4. Compliance and Regulatory Risk. Managing compliance and regulatory risk is critical when a business is subject to government rules, laws, or regulations. Compliance risk arises when there is the potential to violate rules and regulations. Regulatory risk (a related term that is sometimes used interchangeably) involves the creation of rules applicable to the business. For example, a business can reduce its regulatory risk by ensuring that it complies with rules promulgated by the Internal Revenue Service. Failure to pay taxes on time or use the correct procedure results in negative consequences. Another example of a regulatory risk involves changes in the law applicable to a company—for example, a law increasing the minimum wage it must pay its employees. Noncompliance with such laws will likely result in substantial civil penalties. One important recent example is the General Data Protection Regulation, which mandates several changes to the way companies interact on a global level in order to avoid hefty fines. A business’s compliance risks vary depending on time, location, industry, and a host of other factors. Nevertheless, every business should take steps to ensure that it complies with the applicable laws, rules, and regulations applicable.

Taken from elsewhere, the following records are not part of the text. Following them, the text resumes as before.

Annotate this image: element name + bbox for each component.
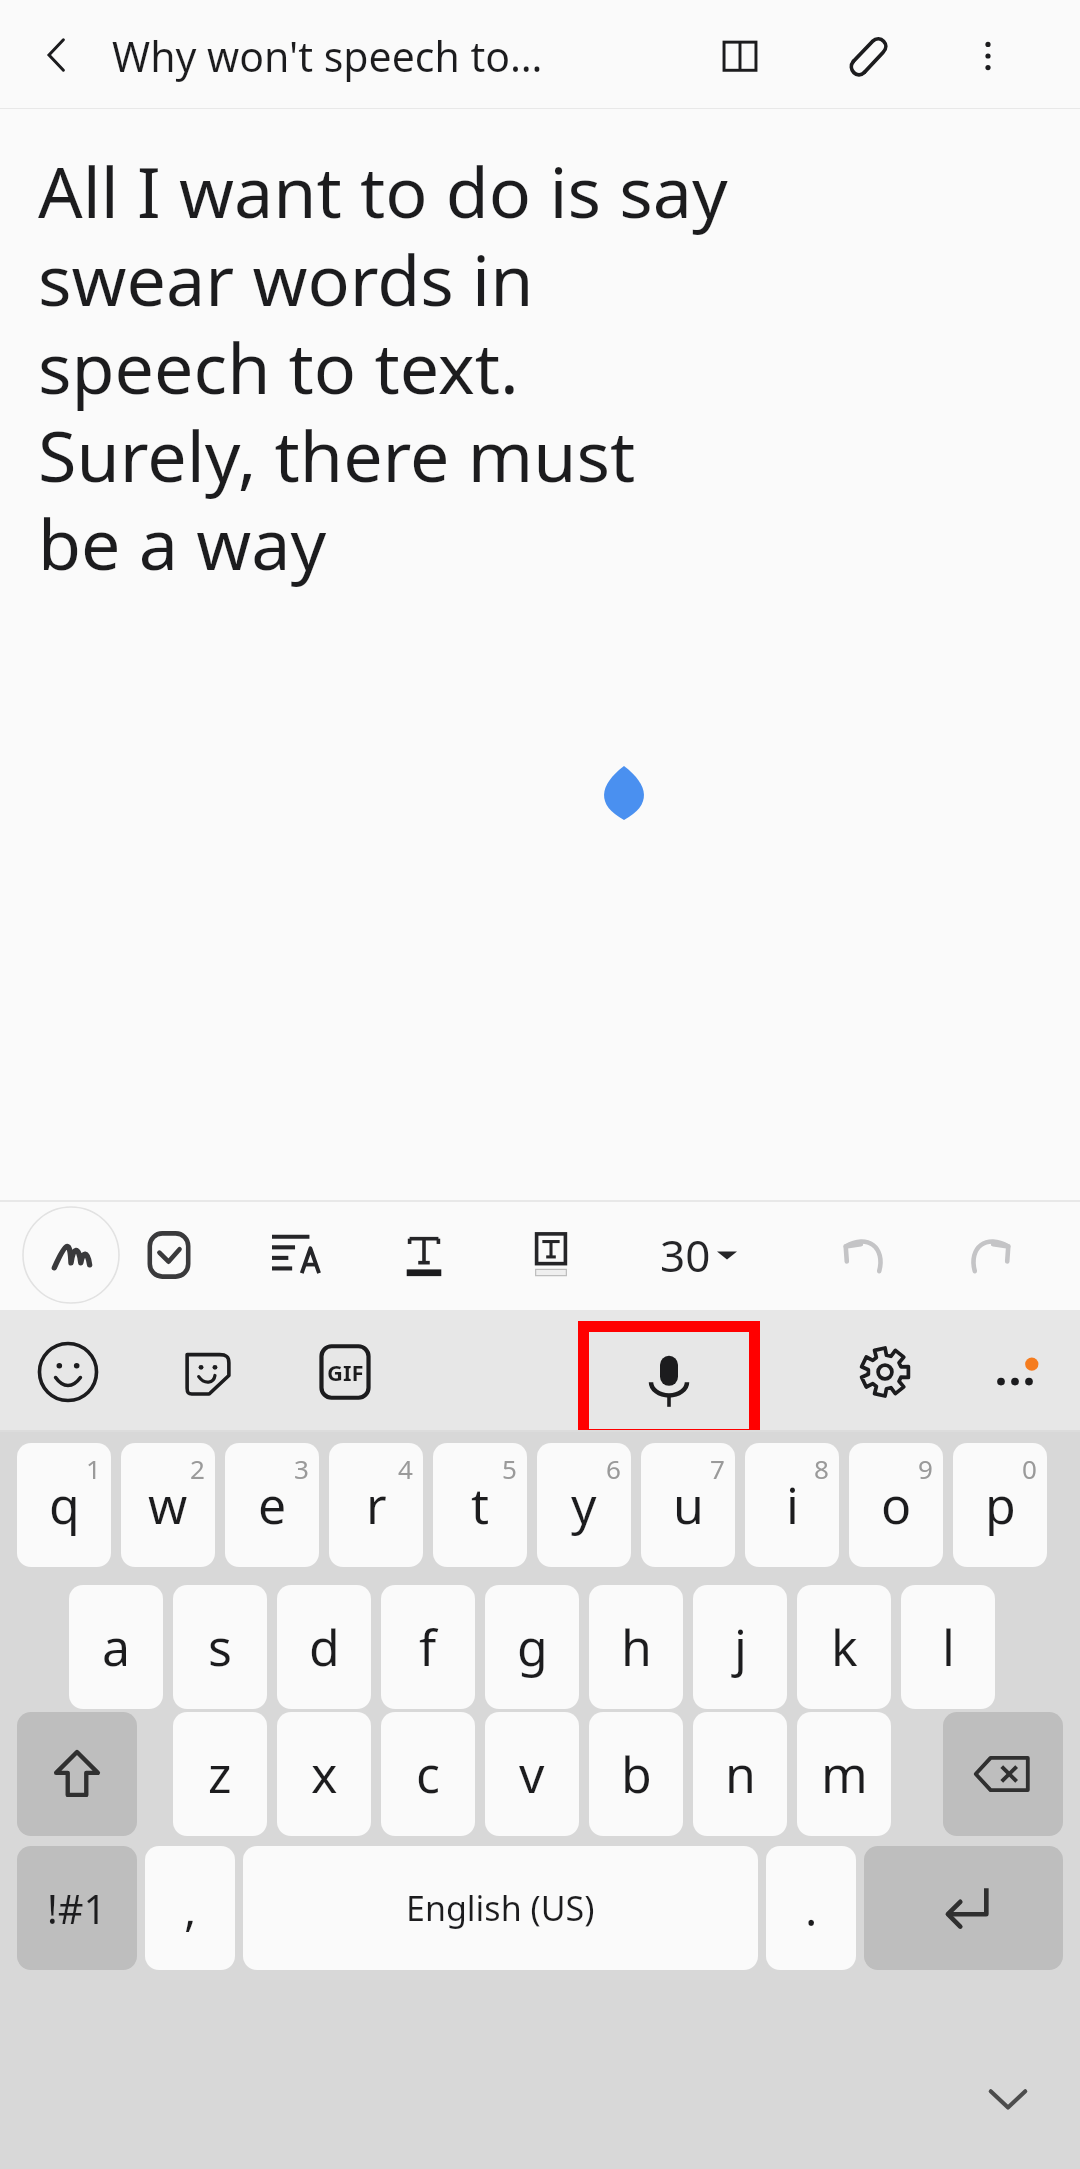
staticText: 4 (398, 1451, 413, 1486)
button[interactable]: s (173, 1585, 267, 1709)
staticText: n (725, 1740, 756, 1808)
button[interactable]: n (693, 1712, 787, 1836)
button[interactable]: Hide keyboard (972, 2062, 1044, 2134)
button[interactable]: !#1 (17, 1846, 137, 1970)
button[interactable]: Keyboard tool (28, 1332, 108, 1412)
staticText: 8 (814, 1451, 829, 1486)
button[interactable]: v (485, 1712, 579, 1836)
button[interactable]: t (433, 1443, 527, 1567)
button[interactable]: u (641, 1443, 735, 1567)
button[interactable]: . (766, 1846, 856, 1970)
staticText: s (208, 1613, 232, 1681)
button[interactable]: y (537, 1443, 631, 1567)
button[interactable]: Format (510, 1214, 592, 1296)
button[interactable]: w (121, 1443, 215, 1567)
staticText: x (311, 1740, 338, 1808)
button[interactable]: Reading view (710, 26, 770, 86)
button[interactable]: Why won't speech to… (112, 28, 543, 84)
button[interactable]: Keyboard tool (305, 1332, 385, 1412)
button[interactable]: r (329, 1443, 423, 1567)
staticText: z (208, 1740, 232, 1808)
staticText: o (881, 1471, 912, 1539)
staticText: l (942, 1613, 955, 1681)
button[interactable]: o (849, 1443, 943, 1567)
button[interactable]: a (69, 1585, 163, 1709)
button[interactable]: p (953, 1443, 1047, 1567)
staticText: h (621, 1613, 652, 1681)
button[interactable]: All I want to do is say swear words in s… (38, 143, 728, 591)
staticText: 2 (190, 1451, 205, 1486)
button[interactable]: More keyboard options (975, 1336, 1055, 1416)
staticText: q (49, 1471, 80, 1539)
button[interactable]: , (145, 1846, 235, 1970)
staticText: . (805, 1877, 818, 1940)
staticText: English (US) (406, 1885, 595, 1931)
button[interactable]: Format (255, 1214, 337, 1296)
button[interactable]: More options (958, 26, 1018, 86)
staticText: a (102, 1613, 131, 1681)
button[interactable]: Back (28, 26, 86, 84)
button[interactable]: Handwriting (22, 1206, 120, 1304)
button[interactable]: f (381, 1585, 475, 1709)
button[interactable]: m (797, 1712, 891, 1836)
staticText: 6 (606, 1451, 621, 1486)
button[interactable]: j (693, 1585, 787, 1709)
staticText: j (734, 1613, 747, 1681)
button[interactable]: i (745, 1443, 839, 1567)
staticText: y (571, 1471, 597, 1539)
button[interactable]: h (589, 1585, 683, 1709)
staticText: m (821, 1740, 868, 1808)
button[interactable]: Keyboard tool (845, 1332, 925, 1412)
staticText: 30 (660, 1225, 711, 1285)
staticText: 7 (710, 1451, 725, 1486)
staticText: e (258, 1471, 287, 1539)
staticText: g (517, 1613, 548, 1681)
button[interactable]: d (277, 1585, 371, 1709)
button[interactable]: c (381, 1712, 475, 1836)
staticText: v (519, 1740, 545, 1808)
button[interactable]: b (589, 1712, 683, 1836)
button[interactable]: Format (383, 1214, 465, 1296)
staticText: GIF (327, 1357, 364, 1387)
button[interactable]: Format (822, 1214, 904, 1296)
button[interactable]: e (225, 1443, 319, 1567)
staticText: 5 (502, 1451, 517, 1486)
staticText: 9 (918, 1451, 933, 1486)
button[interactable]: 30 (660, 1222, 737, 1288)
staticText: t (471, 1471, 490, 1539)
staticText: !#1 (47, 1881, 107, 1935)
staticText: , (184, 1877, 197, 1940)
staticText: d (309, 1613, 340, 1681)
button[interactable]: Keyboard tool (168, 1332, 248, 1412)
button[interactable]: Voice input (589, 1332, 749, 1429)
staticText: b (621, 1740, 652, 1808)
staticText: w (148, 1471, 188, 1539)
staticText: r (366, 1471, 387, 1539)
staticText: k (831, 1613, 858, 1681)
staticText: p (985, 1471, 1016, 1539)
staticText: u (673, 1471, 704, 1539)
staticText: 1 (86, 1451, 101, 1486)
button[interactable]: Backspace (943, 1712, 1063, 1836)
staticText: 0 (1022, 1451, 1037, 1486)
button[interactable]: q (17, 1443, 111, 1567)
staticText: i (786, 1471, 799, 1539)
button[interactable]: Shift (17, 1712, 137, 1836)
staticText: f (419, 1613, 437, 1681)
button[interactable]: Enter (864, 1846, 1063, 1970)
button[interactable]: Attach (838, 26, 898, 86)
button[interactable]: l (901, 1585, 995, 1709)
button[interactable]: Format (950, 1214, 1032, 1296)
button[interactable]: x (277, 1712, 371, 1836)
button[interactable]: g (485, 1585, 579, 1709)
staticText: c (416, 1740, 440, 1808)
button[interactable]: English (US) (243, 1846, 758, 1970)
button[interactable]: k (797, 1585, 891, 1709)
staticText: 3 (294, 1451, 309, 1486)
button[interactable]: z (173, 1712, 267, 1836)
button[interactable]: Format (128, 1214, 210, 1296)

5. Litigation Risk. The risk of litigation is significant in today’s litigious society. Litigation risk overlaps with many, if not all, of the other types of risk described above. When a risk becomes a reality, litigation is often proposed as a solution. Litigation is a time-intensive and resource-heavy process, however. In fact, the cost of litigation can rival the cost of the initial problem. In addition to depleting resources, litigation may also impact the reputation of a company, particularly if it does not prevail in the lawsuit. Consequently, business owners should exercise care to minimize the opportunity for litigation to arise.